Le Giec victime des climato-sceptiques

By Thibaut • on August 30, 2010

Alors que Liège a accueilli  du mardi 24 au vendredi 27 août une réunion du Groupe d’Experts internationaux du climat (Giec) préalable à leur séance plénière qui aura lieu en Corée du Sud dans quelques semaines, nous avons publié une étude qui démontre l’influence des lobbies industriels et des climato-sceptiques sur l’image du Giec. Cette étude a été publiée en page 24 et 25 du magazine trimestriel be.passive et explique les conséquences du climategate en terme d’image pour le Giec.

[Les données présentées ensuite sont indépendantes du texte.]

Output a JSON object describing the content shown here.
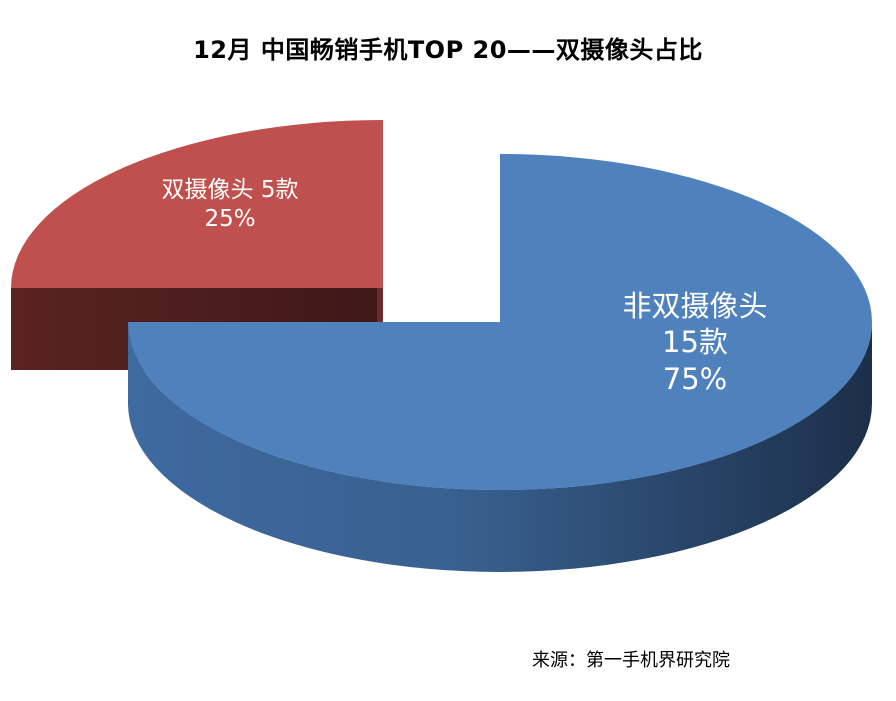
{
  "chart_data": {
    "type": "pie",
    "title": "12月 中国畅销手机TOP 20——双摄像头占比",
    "slices": [
      {
        "name": "非双摄像头",
        "count_label": "15款",
        "value": 15,
        "percent_label": "75%",
        "color": "#4F81BD"
      },
      {
        "name": "双摄像头",
        "count_label": "5款",
        "value": 5,
        "percent_label": "25%",
        "color": "#C0504D"
      }
    ],
    "legend": "none",
    "style": "3d-exploded"
  },
  "source": "来源：第一手机界研究院"
}
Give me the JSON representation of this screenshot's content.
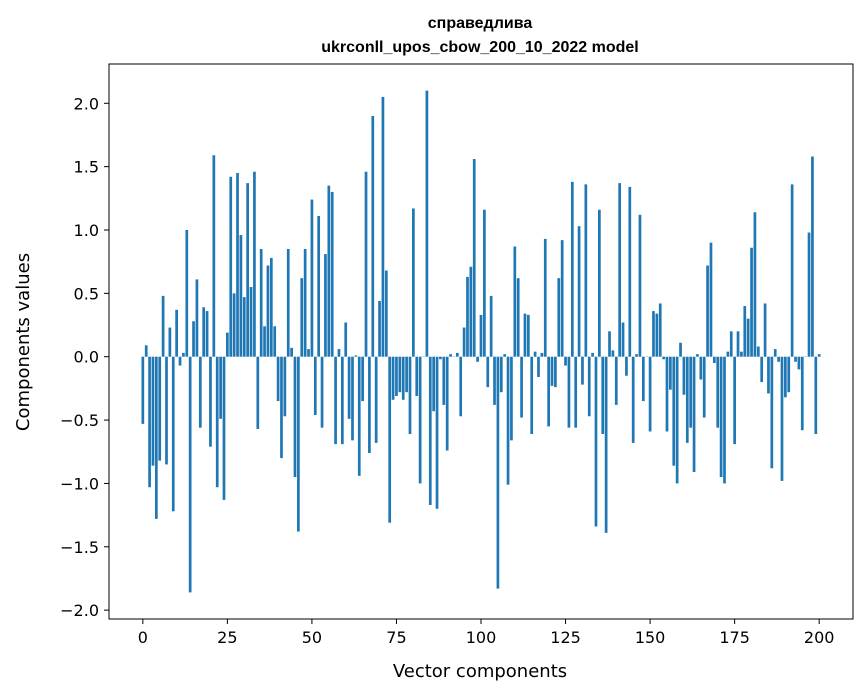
{
  "chart_data": {
    "type": "bar",
    "title": "справедлива",
    "subtitle": "ukrconll_upos_cbow_200_10_2022 model",
    "xlabel": "Vector components",
    "ylabel": "Components values",
    "xlim": [
      -10,
      210
    ],
    "ylim": [
      -2.07,
      2.31
    ],
    "xticks": [
      0,
      25,
      50,
      75,
      100,
      125,
      150,
      175,
      200
    ],
    "xtick_labels": [
      "0",
      "25",
      "50",
      "75",
      "100",
      "125",
      "150",
      "175",
      "200"
    ],
    "yticks": [
      -2.0,
      -1.5,
      -1.0,
      -0.5,
      0.0,
      0.5,
      1.0,
      1.5,
      2.0
    ],
    "ytick_labels": [
      "−2.0",
      "−1.5",
      "−1.0",
      "−0.5",
      "0.0",
      "0.5",
      "1.0",
      "1.5",
      "2.0"
    ],
    "bar_color": "#1f77b4",
    "values": [
      -0.53,
      0.09,
      -1.03,
      -0.86,
      -1.28,
      -0.82,
      0.48,
      -0.85,
      0.23,
      -1.22,
      0.37,
      -0.07,
      0.03,
      1.0,
      -1.86,
      0.28,
      0.61,
      -0.56,
      0.39,
      0.36,
      -0.71,
      1.59,
      -1.03,
      -0.49,
      -1.13,
      0.19,
      1.42,
      0.5,
      1.45,
      0.96,
      0.47,
      1.37,
      0.55,
      1.46,
      -0.57,
      0.85,
      0.24,
      0.72,
      0.78,
      0.24,
      -0.35,
      -0.8,
      -0.47,
      0.85,
      0.07,
      -0.95,
      -1.38,
      0.62,
      0.85,
      0.06,
      1.24,
      -0.46,
      1.11,
      -0.56,
      0.81,
      1.35,
      1.3,
      -0.69,
      0.06,
      -0.69,
      0.27,
      -0.49,
      -0.66,
      0.01,
      -0.94,
      -0.35,
      1.46,
      -0.76,
      1.9,
      -0.68,
      0.44,
      2.05,
      0.68,
      -1.31,
      -0.34,
      -0.31,
      -0.28,
      -0.34,
      -0.28,
      -0.61,
      1.17,
      -0.31,
      -1.0,
      0.0,
      2.1,
      -1.17,
      -0.43,
      -1.2,
      -0.02,
      -0.38,
      -0.74,
      0.02,
      0.0,
      0.03,
      -0.47,
      0.23,
      0.63,
      0.71,
      1.56,
      -0.04,
      0.33,
      1.16,
      -0.24,
      0.48,
      -0.38,
      -1.83,
      -0.28,
      0.02,
      -1.01,
      -0.66,
      0.87,
      0.62,
      -0.48,
      0.34,
      0.33,
      -0.61,
      0.04,
      -0.16,
      0.03,
      0.93,
      -0.55,
      -0.23,
      -0.24,
      0.62,
      0.92,
      -0.07,
      -0.56,
      1.38,
      -0.56,
      1.03,
      -0.22,
      1.36,
      -0.47,
      0.03,
      -1.34,
      1.16,
      -0.61,
      -1.39,
      0.2,
      0.05,
      -0.38,
      1.37,
      0.27,
      -0.15,
      1.34,
      -0.68,
      0.02,
      1.12,
      -0.35,
      0.0,
      -0.59,
      0.36,
      0.34,
      0.42,
      -0.02,
      -0.59,
      -0.26,
      -0.86,
      -1.0,
      0.11,
      -0.3,
      -0.68,
      -0.56,
      -0.91,
      0.02,
      -0.18,
      -0.48,
      0.72,
      0.9,
      -0.05,
      -0.56,
      -0.95,
      -1.0,
      0.04,
      0.2,
      -0.69,
      0.2,
      0.04,
      0.4,
      0.3,
      0.86,
      1.14,
      0.08,
      -0.2,
      0.42,
      -0.29,
      -0.88,
      0.06,
      -0.04,
      -0.98,
      -0.32,
      -0.28,
      1.36,
      -0.04,
      -0.1,
      -0.58,
      0.0,
      0.98,
      1.58,
      -0.61,
      0.02
    ]
  }
}
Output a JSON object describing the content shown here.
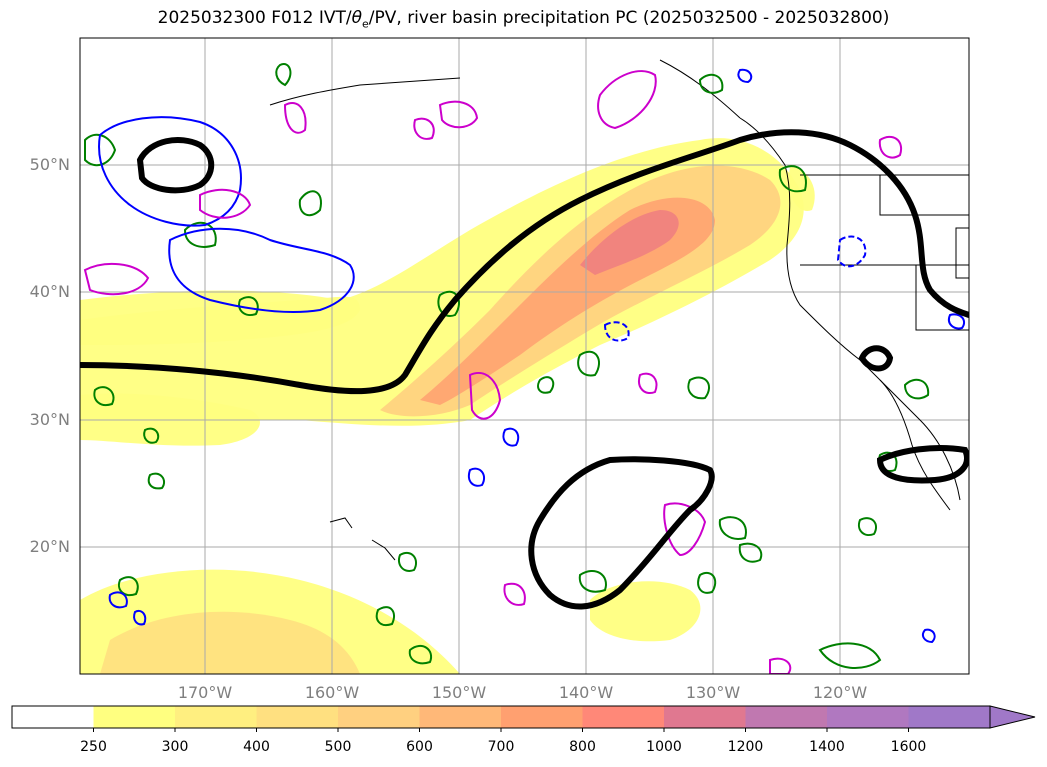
{
  "title": {
    "prefix": "2025032300 F012 IVT/",
    "theta": "θ",
    "theta_sub": "e",
    "suffix": "/PV, river basin precipitation PC (2025032500 - 2025032800)"
  },
  "axes": {
    "lat_labels": [
      "50°N",
      "40°N",
      "30°N",
      "20°N"
    ],
    "lon_labels": [
      "170°W",
      "160°W",
      "150°W",
      "140°W",
      "130°W",
      "120°W"
    ]
  },
  "colorbar": {
    "ticks": [
      "250",
      "300",
      "400",
      "500",
      "600",
      "700",
      "800",
      "1000",
      "1200",
      "1400",
      "1600"
    ],
    "colors": [
      "#ffffff",
      "#ffff80",
      "#ffef80",
      "#ffe080",
      "#ffd080",
      "#ffb878",
      "#ffa070",
      "#ff8878",
      "#e07890",
      "#c078b0",
      "#b078c0",
      "#a078c8"
    ],
    "extend": "max"
  },
  "legend_colors": {
    "ivt_core": "#f08080",
    "ivt_low": "#ffff80",
    "theta_e_contour": "#000000",
    "pv_positive": "#0000ff",
    "pv_negative": "#cc00cc",
    "precip_pc": "#008000",
    "gridline": "#aaaaaa"
  }
}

Aujourd’hui, après ce que les climato-sceptiques ont appelé le Climategate, le Giec devrait sortir blanchi des travaux de l’IAC (Interacademy council). Ce dernier doit en effet rendre ce lundi son rapport sur les activités du Giec et ses recommandations concernant son avenir. Selon Achim Steiner, Directeur général du Programme des Nations Unies pour l’environnement (Pnue):

J’ai bon espoir que grâce à la publication du rapport, demain, l’opinion pourra réfléchir et se rendre compte que tous les rapports du Giec n’ont pas relevé de manquement de taille dans le travail.

Il ajoute:

Un climat de doute et d’incertitude a été créé. Cela n’a pas de fondement.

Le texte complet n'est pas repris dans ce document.